自分のことを何も分かっていない彼女のことを。
――無理だ無理。そんなこと――あり得ない!
「……な、なによっ。急にそんな大声出して……っ」
「……言わないで欲しい」
「……え?」
「そんな寂しいこと……言わないで欲しいんだ。僕とクラリスさんとでは立場も違うし、僕がキミに何かを言えるような大層な人間じゃないことだって分かってる。友達でも何でもないキミに、こんな偉そうなことを言うなんておこがましいって、そんなこと言われなくても分かっている。……でも、でもっ! これだけは言わせてくれよ。この場所が、キミに似合わないだなんてこと……あり得ないんだ」
我ながら唐突過ぎて要領を得ない言葉だということは分かっている。だけど僕は構わず続ける。クラリスさんが少しだじろいで、周りのお客さんがこっちを訝しそうに眺めていても。そんなこと関係なく。
彼女の肩をがしっと掴んで、その手にぐっと力を込め、
「……もっと。自分を許してやって欲しい! ちょっとぐらい笑ったって……誰もキミのことを笑わない。もし……キミが笑うことを許さないヤツが……本当にもし、いるのなら……僕はそいつを絶対に許さない! キミが笑うことを笑うヤツがいるのなら……僕は、僕は……そいつをぶっ飛ばしてやる!」
それはきっと僕らしからぬ言葉だったと思う。
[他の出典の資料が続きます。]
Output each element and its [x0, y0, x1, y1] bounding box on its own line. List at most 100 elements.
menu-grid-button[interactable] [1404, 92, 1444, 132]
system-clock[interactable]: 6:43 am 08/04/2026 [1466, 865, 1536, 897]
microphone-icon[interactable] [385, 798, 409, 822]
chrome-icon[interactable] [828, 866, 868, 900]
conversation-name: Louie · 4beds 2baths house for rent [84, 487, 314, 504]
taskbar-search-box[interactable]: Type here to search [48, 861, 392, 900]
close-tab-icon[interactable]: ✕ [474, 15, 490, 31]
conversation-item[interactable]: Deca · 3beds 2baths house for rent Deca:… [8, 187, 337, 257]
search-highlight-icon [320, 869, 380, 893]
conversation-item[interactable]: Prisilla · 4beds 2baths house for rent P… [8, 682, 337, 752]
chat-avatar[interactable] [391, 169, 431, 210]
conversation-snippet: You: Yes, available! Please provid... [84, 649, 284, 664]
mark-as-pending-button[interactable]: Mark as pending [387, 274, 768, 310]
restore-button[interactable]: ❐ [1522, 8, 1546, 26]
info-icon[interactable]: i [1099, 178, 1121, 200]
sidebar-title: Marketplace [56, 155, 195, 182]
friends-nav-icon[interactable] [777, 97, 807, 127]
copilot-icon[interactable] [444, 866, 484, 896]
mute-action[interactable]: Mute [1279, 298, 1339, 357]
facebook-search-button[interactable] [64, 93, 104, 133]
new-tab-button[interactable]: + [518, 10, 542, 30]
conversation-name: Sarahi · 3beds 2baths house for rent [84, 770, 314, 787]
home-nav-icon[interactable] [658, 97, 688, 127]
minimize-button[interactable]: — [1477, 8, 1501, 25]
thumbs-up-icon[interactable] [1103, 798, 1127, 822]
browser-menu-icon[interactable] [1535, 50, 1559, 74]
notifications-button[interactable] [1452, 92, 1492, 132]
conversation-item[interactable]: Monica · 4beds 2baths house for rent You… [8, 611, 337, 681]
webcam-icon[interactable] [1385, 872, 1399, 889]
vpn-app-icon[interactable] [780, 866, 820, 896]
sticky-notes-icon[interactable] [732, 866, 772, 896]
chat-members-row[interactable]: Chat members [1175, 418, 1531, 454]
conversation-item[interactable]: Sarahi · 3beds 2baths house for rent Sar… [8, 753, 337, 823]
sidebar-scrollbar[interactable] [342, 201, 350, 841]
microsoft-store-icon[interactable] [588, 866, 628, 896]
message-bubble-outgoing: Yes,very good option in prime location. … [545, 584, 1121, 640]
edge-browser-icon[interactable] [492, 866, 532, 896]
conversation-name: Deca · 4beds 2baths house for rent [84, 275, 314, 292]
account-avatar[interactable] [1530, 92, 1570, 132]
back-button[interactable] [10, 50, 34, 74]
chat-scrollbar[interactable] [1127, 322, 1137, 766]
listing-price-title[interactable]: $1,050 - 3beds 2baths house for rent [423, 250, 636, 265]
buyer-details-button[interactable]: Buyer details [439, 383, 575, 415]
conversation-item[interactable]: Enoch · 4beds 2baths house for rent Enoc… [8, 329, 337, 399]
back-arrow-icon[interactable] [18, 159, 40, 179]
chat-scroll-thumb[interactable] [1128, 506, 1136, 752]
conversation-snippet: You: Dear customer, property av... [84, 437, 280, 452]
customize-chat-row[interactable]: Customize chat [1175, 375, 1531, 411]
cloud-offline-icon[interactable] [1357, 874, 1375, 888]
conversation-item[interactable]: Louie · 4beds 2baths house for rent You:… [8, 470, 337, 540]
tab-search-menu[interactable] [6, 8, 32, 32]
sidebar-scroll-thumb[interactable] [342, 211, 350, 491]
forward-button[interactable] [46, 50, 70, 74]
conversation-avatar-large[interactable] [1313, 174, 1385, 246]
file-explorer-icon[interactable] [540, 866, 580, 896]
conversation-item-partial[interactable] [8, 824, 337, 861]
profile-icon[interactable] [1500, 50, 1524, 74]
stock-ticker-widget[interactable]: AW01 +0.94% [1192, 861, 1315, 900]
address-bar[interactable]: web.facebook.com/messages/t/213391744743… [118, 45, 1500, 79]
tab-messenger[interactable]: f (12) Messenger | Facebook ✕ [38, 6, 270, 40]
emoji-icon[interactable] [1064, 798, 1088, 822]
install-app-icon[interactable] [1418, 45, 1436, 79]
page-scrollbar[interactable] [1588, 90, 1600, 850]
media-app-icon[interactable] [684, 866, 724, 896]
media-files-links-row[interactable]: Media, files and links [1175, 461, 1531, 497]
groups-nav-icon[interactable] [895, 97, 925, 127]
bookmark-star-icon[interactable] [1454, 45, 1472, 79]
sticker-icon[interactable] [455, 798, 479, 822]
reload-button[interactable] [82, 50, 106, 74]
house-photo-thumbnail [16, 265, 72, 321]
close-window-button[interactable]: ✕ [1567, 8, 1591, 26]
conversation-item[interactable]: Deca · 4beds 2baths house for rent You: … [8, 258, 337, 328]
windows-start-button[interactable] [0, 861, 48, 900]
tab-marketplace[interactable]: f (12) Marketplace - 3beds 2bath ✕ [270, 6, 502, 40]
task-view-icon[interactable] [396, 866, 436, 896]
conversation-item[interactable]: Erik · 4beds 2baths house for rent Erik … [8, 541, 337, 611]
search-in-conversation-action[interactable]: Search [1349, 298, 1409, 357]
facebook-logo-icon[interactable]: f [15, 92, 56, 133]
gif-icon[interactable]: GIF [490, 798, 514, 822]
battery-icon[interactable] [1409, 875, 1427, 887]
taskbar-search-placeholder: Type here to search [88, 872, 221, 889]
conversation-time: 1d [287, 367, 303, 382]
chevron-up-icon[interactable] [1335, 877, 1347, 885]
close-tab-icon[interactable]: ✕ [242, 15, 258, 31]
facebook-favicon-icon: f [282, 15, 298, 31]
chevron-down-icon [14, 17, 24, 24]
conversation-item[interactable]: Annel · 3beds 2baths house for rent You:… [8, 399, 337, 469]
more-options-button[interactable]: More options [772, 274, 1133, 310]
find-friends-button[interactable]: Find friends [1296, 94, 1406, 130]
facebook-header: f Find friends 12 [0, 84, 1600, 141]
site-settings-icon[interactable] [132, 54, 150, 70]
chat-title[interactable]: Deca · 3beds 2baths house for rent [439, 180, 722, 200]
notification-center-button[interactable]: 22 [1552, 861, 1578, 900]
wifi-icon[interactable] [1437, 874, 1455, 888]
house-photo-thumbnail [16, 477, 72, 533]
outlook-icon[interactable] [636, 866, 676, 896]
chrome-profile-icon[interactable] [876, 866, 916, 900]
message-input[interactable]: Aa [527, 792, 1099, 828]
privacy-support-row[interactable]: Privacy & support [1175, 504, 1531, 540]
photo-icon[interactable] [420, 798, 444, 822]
誰かをぶっ飛ばす、なんて。
でも、許せなかった。
考えただけで。想像しただけで。
許せなかった。
彼女は笑えるのに。自分自身で笑うことが似合わないと考えてしまうような認識を植え付けてしまったヤツのことを。どうしても……許すことが出来ないと考えてしまった。
「……で、出来もしないことを……」
驚きつつ、戸惑いつつ、彼女が反論を述べた。
僕はその言葉を、
「してみせる」
一蹴するかのように真っ向から否定。
彼女の目を真っ直ぐ見て、
「キミのために」
言う。
「……なっ」
今度は明らかに狼狽する。うろたえて、そして。
「ば」
「ば?」
「ばかああああああああああああああ!」
僕の体を押して店を走り去って行ってしまった。
追いかけるべきだったのかもしれないが、クラリスさんに思い切り押されてしまい僕は尻餅をついてしまったので追いかけることが出来なかった。
走り去って、店の出口の入り口で一度彼女は止まって、
「………………………………また、来るから…………」
再び走って、今度は本当にその姿を消してしまった。
後に残されたのは店の中で尻餅をついてしまっている僕と喧噪が奪われてしまった店内の静けさだけ。
後は、
「か~な~た~く~ん~?」
珍しくトーンの下がった母さんの後ろから聞こえてくる静かで、低い声。
あ~あ……振り返りたくないな……。
「ちょっと……お話しようね~」
「…………はい」
母さんに引きずられるように店内の奥に運ばれている最中、
(ん? ……これは?)
クラリスさんに押された場所に何かの紙切れが付いていて、
(この数字の羅列……ひょっとして……電話番号?)
確かめようと思いはしたものの、
「うっふっふっふふふふ~。か~な~た~く~ん、よそ見をしている暇があるのかな~♪ 随分と余裕があるじゃない♪ うふ。うふふ。うふふふふふふ…………」
母さんの優しい顔で言う脅し文句のせいで確かめることも出来なかった。
この後、めちゃくちゃ説教された。